As many as 14,000 deaths in the United States this year may be due to radioactive material from the Fukushima nuclear power plant meltdown in Japan, according to new research in this month's International Journal of Health Services. The authors cite a 4.46 percent increase in deaths in the 14 weeks after arrival of nuclear fallout to the U.S. from the March 11, 2011 disaster, over the same time period in 2010. This is compared to a 2.34 percent increase in the 14 weeks prior to the reactor meltdown.
The study was conducted by epidemiologist Joseph Mangano and toxicologist Janette Sherman, who was also a contributing editor to a 2009 publication on the 1986 Chernobyl nuclear disaster in Ukraine. The authors say they conducted their research to determine if the U.S. death rate changed in the months following the disaster.
According to the paper, the airborne radioactive plume reached the United States six days after the meltdown. Subsequent monitoring of precipitation, milk, water and air by the U.S. Environmental Protection Agency (EPA) found inconsistent levels of fallout across several American cities, ranging from values hundreds of times greater than the norm in Boise, Idaho (390 picocuries of iodine-131 per liter in precipitation vs normal levels of about 2 picocuries per liter), to barely detectable levels in other centers in the country.
EPA data was only 'sporadically' reported and not conclusive, according to the authors, but available figures of subsequent mortalities from the Centers for Disease Control (CDC) are more comprehensive and give greater clues into the effect of the fallout in the United States. Of special significance, the total number of infant deaths across the country rose 1.8 percent from the year before, compared with an 8.37 percent decrease in the prior 14-week period. Infants and unborn fetuses are particularly vulnerable to radiation exposure than older children and adults, because their immune systems are immature and less able to fight off disease.
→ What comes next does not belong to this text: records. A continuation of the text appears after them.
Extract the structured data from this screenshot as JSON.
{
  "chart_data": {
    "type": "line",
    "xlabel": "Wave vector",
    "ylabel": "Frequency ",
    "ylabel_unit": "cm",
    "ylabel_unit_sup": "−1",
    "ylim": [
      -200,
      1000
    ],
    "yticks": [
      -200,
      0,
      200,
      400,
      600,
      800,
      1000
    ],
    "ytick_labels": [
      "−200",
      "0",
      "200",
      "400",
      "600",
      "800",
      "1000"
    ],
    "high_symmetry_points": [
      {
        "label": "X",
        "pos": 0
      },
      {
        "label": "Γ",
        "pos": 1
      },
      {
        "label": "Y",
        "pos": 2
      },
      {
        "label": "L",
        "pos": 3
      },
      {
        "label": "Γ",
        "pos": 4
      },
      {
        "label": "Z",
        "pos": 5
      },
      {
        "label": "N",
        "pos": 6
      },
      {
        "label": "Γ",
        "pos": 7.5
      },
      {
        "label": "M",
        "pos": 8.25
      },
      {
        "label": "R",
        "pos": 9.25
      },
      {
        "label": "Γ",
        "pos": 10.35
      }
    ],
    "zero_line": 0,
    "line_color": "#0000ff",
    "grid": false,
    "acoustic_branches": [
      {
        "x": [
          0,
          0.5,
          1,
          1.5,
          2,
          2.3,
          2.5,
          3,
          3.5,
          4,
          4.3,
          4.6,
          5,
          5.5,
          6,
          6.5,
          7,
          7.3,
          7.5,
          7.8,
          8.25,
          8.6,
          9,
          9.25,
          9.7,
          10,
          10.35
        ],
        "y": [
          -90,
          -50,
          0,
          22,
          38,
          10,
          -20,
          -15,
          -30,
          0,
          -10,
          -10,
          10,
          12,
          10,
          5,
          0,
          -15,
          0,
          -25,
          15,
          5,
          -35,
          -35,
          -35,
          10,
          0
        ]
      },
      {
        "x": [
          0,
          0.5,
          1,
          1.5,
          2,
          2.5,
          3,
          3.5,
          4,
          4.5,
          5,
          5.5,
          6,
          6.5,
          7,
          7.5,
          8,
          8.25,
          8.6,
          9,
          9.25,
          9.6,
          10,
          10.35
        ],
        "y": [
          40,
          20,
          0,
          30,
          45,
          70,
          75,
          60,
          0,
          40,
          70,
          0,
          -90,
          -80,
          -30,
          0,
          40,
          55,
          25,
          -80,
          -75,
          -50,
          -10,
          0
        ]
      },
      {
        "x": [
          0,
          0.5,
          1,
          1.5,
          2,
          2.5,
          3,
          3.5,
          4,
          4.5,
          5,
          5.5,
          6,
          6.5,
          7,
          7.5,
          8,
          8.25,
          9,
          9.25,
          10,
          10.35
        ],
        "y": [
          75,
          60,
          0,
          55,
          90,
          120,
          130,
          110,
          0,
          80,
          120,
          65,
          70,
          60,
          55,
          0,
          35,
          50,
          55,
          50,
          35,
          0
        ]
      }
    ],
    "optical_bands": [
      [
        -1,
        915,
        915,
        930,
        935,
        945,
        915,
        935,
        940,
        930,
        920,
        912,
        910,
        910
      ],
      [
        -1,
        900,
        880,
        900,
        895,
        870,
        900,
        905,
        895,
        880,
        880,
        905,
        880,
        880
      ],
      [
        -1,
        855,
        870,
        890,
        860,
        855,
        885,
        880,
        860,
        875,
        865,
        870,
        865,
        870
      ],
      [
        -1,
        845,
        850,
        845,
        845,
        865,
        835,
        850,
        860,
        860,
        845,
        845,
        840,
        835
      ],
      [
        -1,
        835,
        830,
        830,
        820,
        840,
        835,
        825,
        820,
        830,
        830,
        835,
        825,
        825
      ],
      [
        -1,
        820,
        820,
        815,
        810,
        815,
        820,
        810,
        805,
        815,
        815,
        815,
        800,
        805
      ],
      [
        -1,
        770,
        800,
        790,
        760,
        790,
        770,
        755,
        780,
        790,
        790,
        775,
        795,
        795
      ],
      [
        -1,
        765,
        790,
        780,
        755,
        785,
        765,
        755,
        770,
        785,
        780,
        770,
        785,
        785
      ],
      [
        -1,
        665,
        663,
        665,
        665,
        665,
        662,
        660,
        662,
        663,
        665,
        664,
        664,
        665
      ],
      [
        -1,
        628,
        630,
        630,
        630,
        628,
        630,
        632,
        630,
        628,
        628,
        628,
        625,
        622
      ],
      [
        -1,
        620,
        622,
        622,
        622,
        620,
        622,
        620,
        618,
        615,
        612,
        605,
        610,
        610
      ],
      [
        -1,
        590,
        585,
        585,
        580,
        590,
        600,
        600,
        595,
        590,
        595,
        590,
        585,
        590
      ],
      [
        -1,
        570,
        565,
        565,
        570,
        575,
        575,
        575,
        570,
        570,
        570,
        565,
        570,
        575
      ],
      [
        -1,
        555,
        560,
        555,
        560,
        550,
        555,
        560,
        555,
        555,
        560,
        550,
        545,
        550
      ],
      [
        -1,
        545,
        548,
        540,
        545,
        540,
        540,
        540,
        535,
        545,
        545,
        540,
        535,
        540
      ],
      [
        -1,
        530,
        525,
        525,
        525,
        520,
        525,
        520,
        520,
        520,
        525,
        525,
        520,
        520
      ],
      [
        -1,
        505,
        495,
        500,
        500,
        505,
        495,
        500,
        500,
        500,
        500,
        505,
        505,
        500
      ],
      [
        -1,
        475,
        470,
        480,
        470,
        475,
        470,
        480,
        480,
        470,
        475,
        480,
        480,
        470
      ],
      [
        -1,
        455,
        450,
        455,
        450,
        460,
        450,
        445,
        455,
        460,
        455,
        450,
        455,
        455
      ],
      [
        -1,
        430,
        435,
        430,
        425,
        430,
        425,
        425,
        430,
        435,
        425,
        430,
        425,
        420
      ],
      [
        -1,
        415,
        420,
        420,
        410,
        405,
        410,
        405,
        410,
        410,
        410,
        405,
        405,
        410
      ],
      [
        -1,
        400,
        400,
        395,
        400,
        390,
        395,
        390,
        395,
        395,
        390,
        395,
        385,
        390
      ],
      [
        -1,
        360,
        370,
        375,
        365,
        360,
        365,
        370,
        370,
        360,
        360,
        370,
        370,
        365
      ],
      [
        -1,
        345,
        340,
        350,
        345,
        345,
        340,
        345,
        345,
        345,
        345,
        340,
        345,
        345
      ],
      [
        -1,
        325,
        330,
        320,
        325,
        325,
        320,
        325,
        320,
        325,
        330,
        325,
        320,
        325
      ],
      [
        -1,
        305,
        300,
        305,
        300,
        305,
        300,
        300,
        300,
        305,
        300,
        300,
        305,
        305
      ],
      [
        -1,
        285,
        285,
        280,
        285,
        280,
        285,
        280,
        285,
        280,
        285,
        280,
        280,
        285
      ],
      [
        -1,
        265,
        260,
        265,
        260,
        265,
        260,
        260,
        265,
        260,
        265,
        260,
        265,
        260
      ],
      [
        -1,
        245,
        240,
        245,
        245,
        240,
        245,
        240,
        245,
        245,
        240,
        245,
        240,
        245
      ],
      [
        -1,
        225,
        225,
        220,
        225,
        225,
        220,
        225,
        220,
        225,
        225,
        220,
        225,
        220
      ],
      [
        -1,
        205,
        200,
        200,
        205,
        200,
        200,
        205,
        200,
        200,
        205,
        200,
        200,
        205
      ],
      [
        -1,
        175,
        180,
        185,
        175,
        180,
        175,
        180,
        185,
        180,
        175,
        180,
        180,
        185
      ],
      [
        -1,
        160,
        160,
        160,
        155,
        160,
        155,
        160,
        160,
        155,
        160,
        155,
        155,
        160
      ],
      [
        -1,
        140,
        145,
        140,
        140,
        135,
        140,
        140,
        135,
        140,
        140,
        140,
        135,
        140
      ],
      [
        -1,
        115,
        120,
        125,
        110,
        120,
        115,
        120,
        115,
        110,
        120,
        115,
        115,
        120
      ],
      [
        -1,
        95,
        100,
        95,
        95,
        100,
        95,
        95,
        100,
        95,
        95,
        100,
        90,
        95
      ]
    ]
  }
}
In adults, exposure to radioactive iodine can cause thyroid disease including cancer, and premature aging on a cellular level.
Mangano and Sherman's conclusions are being disputed within the radiation research community. Radiation injury expert Fred Mettler, the U.S. representative for the United Nation's Scientific Committee on the Effects of Atomic Radiation (UNSCEAR), says the report 'doesn't hang together.' To establish that one event caused another, researchers have to show a correlation between the two, something he says is lacking in this paper. "If fallout of radioactive iodine caused instant infant death in this country, what was the mechanism of that death? And did the incidence of those deaths decline when the radioactive iodine levels did?" he asks. "There's a big difference between association and causality."
This study also refers to an increase in Sudden Infant Deaths reported in the western-most Canadian province of British Columbia - from 16 cases in 2010 to 31 so far in 2011. While the B.C. Coroner's office acknowledges radiation exposure could be a factor in these deaths, there is no immediate evidence of such a link.